PANEL IV. ATOMS FOR PEACE AND FUTURE INITIATIVES

  • Mitchell B. Reiss of the U.S. Department of State argued that despite the past successes of the nonproliferation regime, it was authored in a different era and is beginning to show its age. Thus, the United States and the international community must work to strengthen the IAEA, push for universal adoption of the Additional Protocol, and address the policy issues presented by NPT Articles IV and VI.
  • Daniel Poneman of the Scowcroft Group and the Forum for International Policy argued that the NPT is critical in establishing a normative barrier to proliferation but that it does not present much of a physical barrier. Innovations in Atoms for Peace, he suggested, will have to use the marketplace as a force of national security, aligning commercial motives with security motives to achieve practical results much as the US-Russian HEU arrangement has.
  • Lawrence Sheinman of the Monterey Institute’s Center for Nonproliferation Studies discussed the flaws in NPT Article IV’s failure to put any constraints on peaceful nuclear development in non-nuclear-weapons states, a failure that has helped states develop rapid breakout capabilities and then withdraw from the NPT when convenient. The bar for NPT withdrawal, he suggested, should be set as high as possible.

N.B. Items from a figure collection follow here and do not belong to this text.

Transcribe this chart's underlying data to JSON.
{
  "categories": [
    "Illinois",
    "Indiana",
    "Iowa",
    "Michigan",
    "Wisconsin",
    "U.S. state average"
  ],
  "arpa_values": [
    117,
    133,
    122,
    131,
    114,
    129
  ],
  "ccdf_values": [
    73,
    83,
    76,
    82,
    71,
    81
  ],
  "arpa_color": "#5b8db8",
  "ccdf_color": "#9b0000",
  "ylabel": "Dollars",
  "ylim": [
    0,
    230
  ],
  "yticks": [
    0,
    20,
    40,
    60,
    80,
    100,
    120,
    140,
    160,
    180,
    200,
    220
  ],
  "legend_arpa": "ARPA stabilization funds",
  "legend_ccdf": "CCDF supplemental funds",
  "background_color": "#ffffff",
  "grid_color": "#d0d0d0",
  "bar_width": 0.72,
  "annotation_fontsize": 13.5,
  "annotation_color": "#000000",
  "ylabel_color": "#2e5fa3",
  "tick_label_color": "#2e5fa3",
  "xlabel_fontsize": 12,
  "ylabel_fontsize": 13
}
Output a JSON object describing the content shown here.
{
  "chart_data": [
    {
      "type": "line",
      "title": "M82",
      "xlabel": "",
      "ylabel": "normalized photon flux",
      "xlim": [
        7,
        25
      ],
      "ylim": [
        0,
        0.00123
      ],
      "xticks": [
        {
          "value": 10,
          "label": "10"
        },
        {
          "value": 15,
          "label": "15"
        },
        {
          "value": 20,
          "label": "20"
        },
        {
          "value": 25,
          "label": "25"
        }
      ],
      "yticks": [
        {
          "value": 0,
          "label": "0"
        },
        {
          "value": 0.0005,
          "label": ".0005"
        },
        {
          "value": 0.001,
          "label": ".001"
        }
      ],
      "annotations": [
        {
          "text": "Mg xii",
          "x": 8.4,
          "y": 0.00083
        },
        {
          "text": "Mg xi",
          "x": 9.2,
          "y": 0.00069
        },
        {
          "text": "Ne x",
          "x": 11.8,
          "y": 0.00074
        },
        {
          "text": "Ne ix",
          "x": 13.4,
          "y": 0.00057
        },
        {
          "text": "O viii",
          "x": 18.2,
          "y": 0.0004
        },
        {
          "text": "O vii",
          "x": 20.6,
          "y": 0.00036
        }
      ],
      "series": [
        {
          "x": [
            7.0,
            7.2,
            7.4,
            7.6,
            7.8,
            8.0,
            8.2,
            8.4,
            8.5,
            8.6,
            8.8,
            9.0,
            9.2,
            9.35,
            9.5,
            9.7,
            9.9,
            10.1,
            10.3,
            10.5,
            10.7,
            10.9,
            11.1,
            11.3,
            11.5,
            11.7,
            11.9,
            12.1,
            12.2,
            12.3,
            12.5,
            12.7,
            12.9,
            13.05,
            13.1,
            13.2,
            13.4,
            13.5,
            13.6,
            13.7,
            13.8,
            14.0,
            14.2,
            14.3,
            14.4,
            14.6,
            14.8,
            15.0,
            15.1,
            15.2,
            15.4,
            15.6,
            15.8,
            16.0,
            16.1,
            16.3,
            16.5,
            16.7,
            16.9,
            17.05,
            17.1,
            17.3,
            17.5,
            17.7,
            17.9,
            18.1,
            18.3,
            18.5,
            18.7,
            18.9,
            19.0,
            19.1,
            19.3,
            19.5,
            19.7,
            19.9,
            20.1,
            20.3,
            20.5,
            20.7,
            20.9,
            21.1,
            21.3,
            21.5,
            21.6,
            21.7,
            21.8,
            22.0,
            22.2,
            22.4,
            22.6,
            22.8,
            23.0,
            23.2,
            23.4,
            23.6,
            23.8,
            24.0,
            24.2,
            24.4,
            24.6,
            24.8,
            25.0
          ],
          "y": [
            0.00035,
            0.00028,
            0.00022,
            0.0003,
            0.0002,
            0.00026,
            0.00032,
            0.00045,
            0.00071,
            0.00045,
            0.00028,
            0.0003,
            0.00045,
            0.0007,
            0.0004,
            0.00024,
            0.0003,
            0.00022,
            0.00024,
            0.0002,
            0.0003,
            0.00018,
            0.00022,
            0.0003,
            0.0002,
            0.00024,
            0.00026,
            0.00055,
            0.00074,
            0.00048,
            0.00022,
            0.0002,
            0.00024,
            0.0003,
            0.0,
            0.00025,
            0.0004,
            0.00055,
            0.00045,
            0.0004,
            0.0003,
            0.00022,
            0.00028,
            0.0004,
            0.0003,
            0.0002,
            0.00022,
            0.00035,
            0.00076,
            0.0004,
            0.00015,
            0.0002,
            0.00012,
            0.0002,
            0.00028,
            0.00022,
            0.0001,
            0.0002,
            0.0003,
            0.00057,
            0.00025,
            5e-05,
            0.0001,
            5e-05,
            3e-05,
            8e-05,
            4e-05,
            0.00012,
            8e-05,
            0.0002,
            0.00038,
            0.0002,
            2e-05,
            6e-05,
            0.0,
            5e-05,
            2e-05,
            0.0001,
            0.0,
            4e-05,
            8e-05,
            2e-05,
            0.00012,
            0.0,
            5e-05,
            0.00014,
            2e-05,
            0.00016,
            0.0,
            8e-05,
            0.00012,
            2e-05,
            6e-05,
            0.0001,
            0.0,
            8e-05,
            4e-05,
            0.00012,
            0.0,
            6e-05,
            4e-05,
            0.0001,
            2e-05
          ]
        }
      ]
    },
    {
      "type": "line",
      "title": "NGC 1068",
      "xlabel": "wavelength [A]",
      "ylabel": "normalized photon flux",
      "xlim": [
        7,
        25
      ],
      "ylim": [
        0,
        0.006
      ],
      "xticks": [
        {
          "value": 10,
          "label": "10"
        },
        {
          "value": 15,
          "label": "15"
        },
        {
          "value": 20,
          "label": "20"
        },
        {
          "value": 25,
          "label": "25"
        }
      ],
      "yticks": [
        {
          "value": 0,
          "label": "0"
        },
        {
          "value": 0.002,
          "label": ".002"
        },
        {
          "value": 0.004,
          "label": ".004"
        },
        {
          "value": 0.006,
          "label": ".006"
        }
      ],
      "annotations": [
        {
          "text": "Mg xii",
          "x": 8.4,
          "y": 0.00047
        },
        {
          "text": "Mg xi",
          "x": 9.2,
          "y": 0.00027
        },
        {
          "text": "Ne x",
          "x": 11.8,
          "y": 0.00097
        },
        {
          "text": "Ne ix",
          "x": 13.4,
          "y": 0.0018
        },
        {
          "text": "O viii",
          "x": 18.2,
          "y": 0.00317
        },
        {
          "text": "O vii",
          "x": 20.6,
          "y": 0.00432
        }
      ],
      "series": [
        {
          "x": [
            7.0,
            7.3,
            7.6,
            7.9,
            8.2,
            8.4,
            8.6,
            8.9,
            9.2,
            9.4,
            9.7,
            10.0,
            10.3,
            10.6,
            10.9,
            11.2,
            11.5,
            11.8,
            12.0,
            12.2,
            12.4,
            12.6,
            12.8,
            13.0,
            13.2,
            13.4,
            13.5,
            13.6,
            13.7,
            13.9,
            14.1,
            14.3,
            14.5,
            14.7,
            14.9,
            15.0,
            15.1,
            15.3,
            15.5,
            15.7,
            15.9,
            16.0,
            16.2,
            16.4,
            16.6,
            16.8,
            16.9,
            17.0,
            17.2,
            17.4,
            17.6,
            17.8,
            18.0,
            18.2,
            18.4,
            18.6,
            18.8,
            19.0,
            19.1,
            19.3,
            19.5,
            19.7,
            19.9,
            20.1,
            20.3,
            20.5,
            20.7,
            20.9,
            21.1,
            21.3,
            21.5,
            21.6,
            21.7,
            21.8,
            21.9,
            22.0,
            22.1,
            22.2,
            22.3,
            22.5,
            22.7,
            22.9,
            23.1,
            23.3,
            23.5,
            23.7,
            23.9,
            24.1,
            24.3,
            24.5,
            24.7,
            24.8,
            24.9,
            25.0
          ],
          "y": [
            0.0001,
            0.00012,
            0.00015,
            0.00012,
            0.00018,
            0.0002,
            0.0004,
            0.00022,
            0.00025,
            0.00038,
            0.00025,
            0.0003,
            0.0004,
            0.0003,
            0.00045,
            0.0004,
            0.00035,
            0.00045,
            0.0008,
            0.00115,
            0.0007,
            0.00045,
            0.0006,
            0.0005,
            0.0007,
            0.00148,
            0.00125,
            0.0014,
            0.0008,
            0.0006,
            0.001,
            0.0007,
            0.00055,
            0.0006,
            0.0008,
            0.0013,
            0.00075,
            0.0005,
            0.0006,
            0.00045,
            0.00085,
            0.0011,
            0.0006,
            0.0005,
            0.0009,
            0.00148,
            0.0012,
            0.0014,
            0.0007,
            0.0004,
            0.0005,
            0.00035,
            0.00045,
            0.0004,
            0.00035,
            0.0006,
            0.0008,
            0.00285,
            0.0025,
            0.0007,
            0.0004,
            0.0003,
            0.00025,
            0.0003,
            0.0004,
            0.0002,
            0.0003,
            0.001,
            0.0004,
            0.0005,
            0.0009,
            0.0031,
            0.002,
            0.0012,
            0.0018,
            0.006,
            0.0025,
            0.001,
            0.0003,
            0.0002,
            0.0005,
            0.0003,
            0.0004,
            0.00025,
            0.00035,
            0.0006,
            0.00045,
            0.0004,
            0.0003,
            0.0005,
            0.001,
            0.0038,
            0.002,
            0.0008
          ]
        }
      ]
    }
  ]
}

  • Christopher Chyba of Stanford’s Center for International Security and Cooperation argued that we want to avoid a nuclear weapons future that looks like our biological weapons future, in which biological weapons proliferation is almost inevitable and our strategy will thus have to be reactive. He specifically made the case that more comprehensive demand-side nonproliferation efforts must coexist with our existing focus on supply-side nonproliferation.
  • Thomas Shea of the International Atomic Energy Agency discussed the merits of the Fissile Material Cutoff Treaty (FMCT), explaining that it offers the means to cap the inventory of fissile material available for weapons, among other benefits.
  • Ronald F. Lehman II of the Center for Global Security Research at Lawrence Livermore National Laboratory reiterated the threat of horizontal proliferation but suggested that future threats may originate not simply from states and such frequently mentioned nonstate actors as terrorist organizations, but also from nonstate governmental actors like the Pakistani security service.